Die Auswahl des Hostels in Guatapé war nicht ganz einfach, denn wenn man die Luftaufnahme der Region anschaut, hat man schon die Qual der Wahl, in welcher der Nischen und Buchten des riesigen Stausees man sich niederlassen sollte. Oder doch gleich direkt in dem Örtchen übernachten? Da zu erwarten ist, dass Guatapé äußerst touristisch, laut und nicht wirklich ursprünglich ist, habe ich ein Hostel etwa 15 Minuten Fahrzeit vor Guatapé gewählt. Es liegt günstig nahe eines Bushalte- und Rastplatzes an der Straße, ich komme also jederzeit mit dem Collectivo überall hin und wieder zurück. An diesem Busstopp lasse ich mich nun also von meinem Fahrer mitsamt Zweitages-Gepäck absetzen und laufe nur ein paar Meter bis zum Galeria Hostel:



Ist das nicht eine fantastische Lage mit einem sensationell entspannenden Ausblick?!? Ja, neben dem Stausee, der erst in den 70er Jahren angelegt wurde, ist dieser riesige Monolith die weitere Attraktion der Region:
La Piedra de El Peñol




Jetzt ist erst mal Schwimmen, Sonnenbaden und Relaxen angesagt. Die wunderbare Ruhe und die Natur tun unglaublich gut nach den lauten und wuseligen Städten Cartagena und Medellín und das Wasser des Sees ist ein Traum – von der Aussicht ganz zu schweigen!


Okay, erst um 13 Uhr mit der Umrundung und dem Aufstieg zum El Peñol zu starten, ist bei der Hitze vielleicht etwas verplant. Aber die Sicht und das Licht sind sicher besser als am Morgen und ich habe ja meinen roten Sonnenschirm als Schattenspender dabei. Vom Hostel aus kann ich in einem Bogen zum Fuß des Granitpfeilers aufsteigen und dort entlang eines herrlichen Wanderpfades in ca. 30 Minuten um den ganzen Sockel wandern – natürlich mit herrlichen Aussichten.






Nach etwa 20 Minuten komme ich zu einem steil aufführenden Pfad, der als Abkürzung zum Eingang des Peñol-Aufstieges führt. Ein fleißiges Ehepaar steht Spalier und möchte für das Durchqueren ihres Areals ein Wegegeld. Die Art und Weise der Geldeinforderung gefällt mir gar nicht. Da ich nicht fußlahm bin, laufe ich den weiteren Weg außen rum und erklimme über die offizielle Zufahrt (ja, man kann sich natürlich auch mit einem der bunten Tuk-Tuks oder mit dem Auto hochfahren lassen) die letzten Höhenmeter bis zur riesigen Treppe, die in 670 Stufen auf den 2.135 m hohen El Peñol führt.

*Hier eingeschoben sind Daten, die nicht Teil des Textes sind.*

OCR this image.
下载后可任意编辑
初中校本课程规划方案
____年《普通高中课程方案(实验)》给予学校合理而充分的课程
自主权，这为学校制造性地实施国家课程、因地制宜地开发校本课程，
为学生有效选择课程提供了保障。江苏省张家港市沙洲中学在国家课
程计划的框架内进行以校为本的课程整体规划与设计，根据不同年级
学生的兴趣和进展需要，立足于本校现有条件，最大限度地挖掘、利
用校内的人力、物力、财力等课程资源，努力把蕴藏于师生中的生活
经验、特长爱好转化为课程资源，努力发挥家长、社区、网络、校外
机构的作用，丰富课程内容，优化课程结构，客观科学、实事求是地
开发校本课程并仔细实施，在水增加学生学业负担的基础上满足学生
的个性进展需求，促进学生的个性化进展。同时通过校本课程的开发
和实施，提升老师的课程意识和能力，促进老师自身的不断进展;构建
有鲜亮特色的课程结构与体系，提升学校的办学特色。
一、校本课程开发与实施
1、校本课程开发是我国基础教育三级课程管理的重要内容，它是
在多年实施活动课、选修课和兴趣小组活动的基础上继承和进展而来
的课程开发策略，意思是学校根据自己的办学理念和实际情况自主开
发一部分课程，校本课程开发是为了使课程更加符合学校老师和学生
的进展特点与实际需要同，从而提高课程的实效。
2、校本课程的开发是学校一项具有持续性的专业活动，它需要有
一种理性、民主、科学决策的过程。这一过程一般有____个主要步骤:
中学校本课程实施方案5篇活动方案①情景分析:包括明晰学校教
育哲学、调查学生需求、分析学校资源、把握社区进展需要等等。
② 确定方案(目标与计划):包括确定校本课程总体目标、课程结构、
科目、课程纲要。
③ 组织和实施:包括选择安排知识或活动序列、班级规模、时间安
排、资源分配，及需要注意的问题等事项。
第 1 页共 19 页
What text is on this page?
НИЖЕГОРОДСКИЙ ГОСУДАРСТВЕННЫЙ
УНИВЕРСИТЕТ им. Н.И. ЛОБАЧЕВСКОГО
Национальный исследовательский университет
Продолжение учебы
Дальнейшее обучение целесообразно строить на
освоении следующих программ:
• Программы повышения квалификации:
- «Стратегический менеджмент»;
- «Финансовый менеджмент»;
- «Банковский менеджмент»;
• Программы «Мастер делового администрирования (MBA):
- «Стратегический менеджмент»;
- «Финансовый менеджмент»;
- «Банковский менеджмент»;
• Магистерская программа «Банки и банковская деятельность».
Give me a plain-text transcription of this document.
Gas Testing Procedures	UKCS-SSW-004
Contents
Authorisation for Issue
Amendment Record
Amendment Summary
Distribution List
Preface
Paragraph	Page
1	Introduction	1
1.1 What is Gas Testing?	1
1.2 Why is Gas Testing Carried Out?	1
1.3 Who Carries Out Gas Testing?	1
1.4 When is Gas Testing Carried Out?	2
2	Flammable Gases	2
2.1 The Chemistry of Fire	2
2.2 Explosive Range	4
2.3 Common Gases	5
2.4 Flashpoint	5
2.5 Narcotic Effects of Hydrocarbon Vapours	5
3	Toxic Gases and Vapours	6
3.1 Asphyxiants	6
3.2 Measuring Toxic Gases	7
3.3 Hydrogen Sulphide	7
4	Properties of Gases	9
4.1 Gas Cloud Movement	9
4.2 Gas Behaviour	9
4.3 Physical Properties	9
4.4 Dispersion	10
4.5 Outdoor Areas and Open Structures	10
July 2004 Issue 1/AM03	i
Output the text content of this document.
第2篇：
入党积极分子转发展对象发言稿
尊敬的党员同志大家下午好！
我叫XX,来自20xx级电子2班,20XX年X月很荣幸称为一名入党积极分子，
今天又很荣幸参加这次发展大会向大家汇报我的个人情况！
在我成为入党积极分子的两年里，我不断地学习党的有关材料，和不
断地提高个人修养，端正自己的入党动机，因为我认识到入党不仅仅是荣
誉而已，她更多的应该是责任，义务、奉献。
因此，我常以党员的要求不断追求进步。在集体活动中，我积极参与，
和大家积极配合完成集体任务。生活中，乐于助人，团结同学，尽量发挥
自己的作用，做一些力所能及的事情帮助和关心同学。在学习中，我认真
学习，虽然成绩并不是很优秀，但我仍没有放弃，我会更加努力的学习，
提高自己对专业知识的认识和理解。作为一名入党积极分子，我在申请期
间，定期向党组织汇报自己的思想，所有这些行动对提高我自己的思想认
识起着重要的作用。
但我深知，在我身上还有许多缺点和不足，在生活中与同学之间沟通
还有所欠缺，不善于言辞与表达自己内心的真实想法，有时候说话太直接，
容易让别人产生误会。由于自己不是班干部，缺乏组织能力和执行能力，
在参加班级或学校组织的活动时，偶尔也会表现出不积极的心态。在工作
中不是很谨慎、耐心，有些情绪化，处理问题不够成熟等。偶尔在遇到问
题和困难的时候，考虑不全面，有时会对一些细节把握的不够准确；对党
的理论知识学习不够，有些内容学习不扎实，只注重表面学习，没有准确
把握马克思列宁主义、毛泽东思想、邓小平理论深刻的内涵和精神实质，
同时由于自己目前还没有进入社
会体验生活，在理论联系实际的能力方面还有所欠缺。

Das massive Treppenbauwerk kann mit der Optik wohl keinen Design-Preis gewinnen, ist aber geschickt angelegt, denn Aufstieg und Abstieg sind voneinander getrennt.
Der Andrang ist überschaubar, die Treppe liegt im Schatten und gegen die 1.800 Treppen hoch nach Machu Picchu ist das hier ein Klax. Der Ausblick ist aber nicht minder atemberaubend:




Solch ein fotogener Hotspot zieht natürlich auch das Instagram-Völkchen an und so vergehen an der Reling schon mal 10 Minuten, bis alle Posing-Varianten durchexerziert sind. Aber ich habe ja alle Zeit der Welt und muss nicht wieder runterspurten, um das Collectivo nach Medellín zu erwischen. Nach einem miserablen Kaffee in der dürftigen Gipfel-Restauration versuche ich noch einmal mein Glück. Dabei treffe ich auf drei junge Chilenen, die in jedes Foto ein Bild halten. Weil sie mir sympathisch sind, frage ich, ob ich sie zusammen mit dem „Foto im Foto“ ablichten soll, was sie begeistert annehmen. Dann erzählen sie mir, dass sie diese Kolumbien-Reise eigentlich zu viert unternehmen wollten, ihr bester Freund aber ernsthaft erkrankt ist und deshalb nicht mit konnte. Nun denken Sie bei jedem Foto-Spot an ihn und lassen ihn so teilhaben. Da fällt mir doch glatt ein, dass ich Hasi noch gar nicht mit diesem fantastischen Ausblick in Szene gesetzt habe, was ich natürlich gleich nachhole.
Gut 1,5 Stunden verbringe ich auf dem Granitfelsen, bevor ich mich wieder an den Abstieg mache. Nächstes Ziel ist das Örtchen Guatapé. Die asphaltierte Straße bergab ist wirklich ätzend, deshalb nehme ich das Angebot eines Chiva-Tuk-Tuk-Fahrers nur allzu gern an, der mich für 4.000 COP nach Guatapé fährt.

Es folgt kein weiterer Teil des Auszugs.